Martin Brinkmann: "Heute gehen alle spazieren"
Mitten im Leben, der Schritt in das, was immer die Zukunft war und jetzt nur als Niemandsland empfunden wird, dort beginnt dieser Roman. Nach Durchleben der Kindheit, der Schulzeit und des Zivildienstes, beginnt für den Erzähler des Bandes nun der Beginn des Erwachsenenlebens, mit dem er sich so gar nicht identifizieren kann. Das Vergangene ist noch zu präsent, und das Werdende ohne Vorstellung. Auf die Zeit hinter ihm, blickt er nicht ohne Selbstironie, zuweilen auch Wut. Seine Haltung zur Vergangenheit ist ebenso distanziert wie der Blick in die Zukunft. Aber gerade diese Distanziertheit lässt in ihm einen Humor wachsen, der seine ganze Vitalität in dieser Hoffnungslosigkeit ausdrückt.

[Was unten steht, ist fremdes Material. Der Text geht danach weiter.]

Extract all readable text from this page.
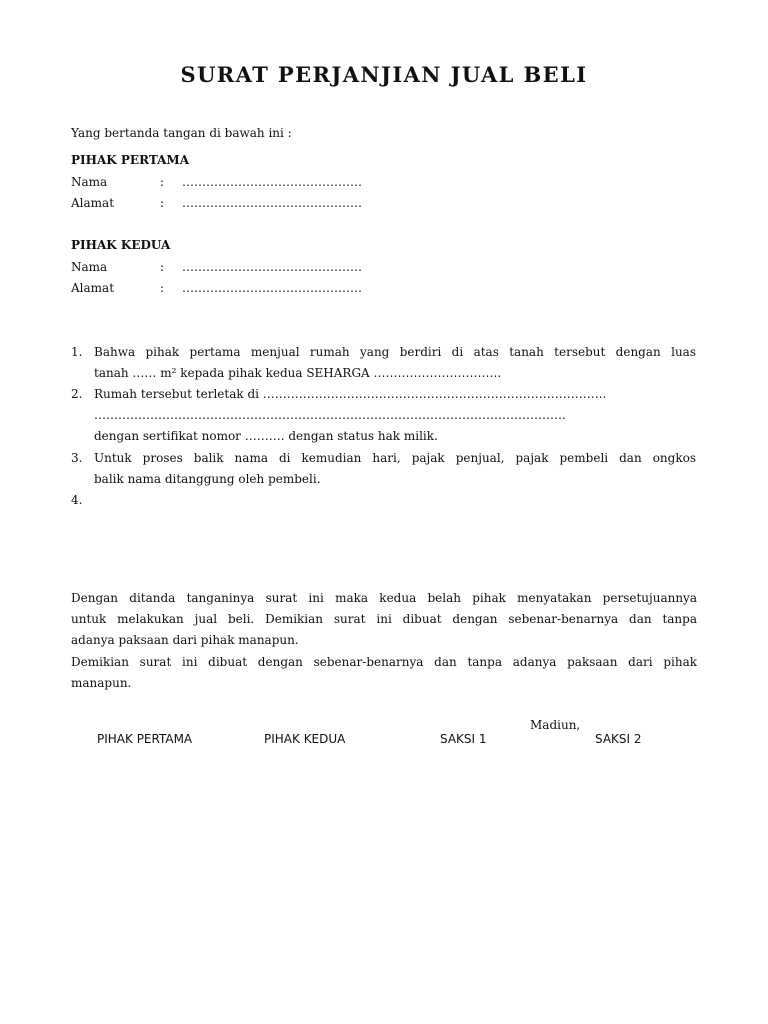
SURAT PERJANJIAN JUAL BELI

Yang bertanda tangan di bawah ini :

PIHAK PERTAMA

Nama	: ………………………………………
Alamat	: ………………………………………

PIHAK KEDUA

Nama	: ………………………………………
Alamat	: ………………………………………
1. Bahwa pihak pertama menjual rumah yang berdiri di atas tanah tersebut dengan luas
tanah …… m² kepada pihak kedua SEHARGA …………………………..
2. Rumah tersebut terletak di …………………………………………………………………………..
……………………………………………………………………………………………………….
dengan sertifikat nomor ………. dengan status hak milik.
3. Untuk proses balik nama di kemudian hari, pajak penjual, pajak pembeli dan ongkos
balik nama ditanggung oleh pembeli.
4.
Dengan ditanda tanganinya surat ini maka kedua belah pihak menyatakan persetujuannya
untuk melakukan jual beli. Demikian surat ini dibuat dengan sebenar-benarnya dan tanpa
adanya paksaan dari pihak manapun.
Demikian surat ini dibuat dengan sebenar-benarnya dan tanpa adanya paksaan dari pihak
manapun.
Madiun,
PIHAK PERTAMA	PIHAK KEDUA	SAKSI 1	SAKSI 2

Als genauer Beobachter sieht der Erzähler die Dinge so, wie sie sind. Sieht die Arbeitswütigen, die Eiligen, die in ihrem Leben ziellos verstrickten und sieht den fehlenden Sinn darin. Dies schildert der Autor in einer Sprache, welche die Situation des Erzählers wiedergibt. Sie ist wenig elaboriert, aufgesetzt oder umschreibend, sondern, direkt, umgangssprachlich und offen heraus. In ihrem Stil verkörpert sie ihren Sprecher.
Dieses
unserer Zeit so gar nicht fremde Lebensgefühl bleibt den ganzen Roman über konstant,
so ist das Ende eigentlich gar kein Ende. Denn nichts hat sich verändert oder
verbessert, vielmehr spiegelt es nur noch einmal das Gefühl des Romans, das Gefühl
der ungewissen Zukunft wieder.
Dies auf dem Punkt stehen, dies Fortschieben der
Zukunft, die scheinbare Leere
des Kopfes und die Suche nach einem Sinn, verkörpert in unserer heutigen Gesellschaft
so etwas wie einen Antitypus gegen die zielstrebigen, karrierebewussten Banker,
Broker, Controller, Juristen,
Mediziner,
und doch scheint dieser Typus nicht ganz unbekannt zu sein. Der Typus des herumgammelnden,
gelangweilten, der Gesellschaft gegenüber generell anti-eingestellten,
mitunter in Haschträumen
versinkenden Herangewachsenen, der neben der Norm zu stehen scheint.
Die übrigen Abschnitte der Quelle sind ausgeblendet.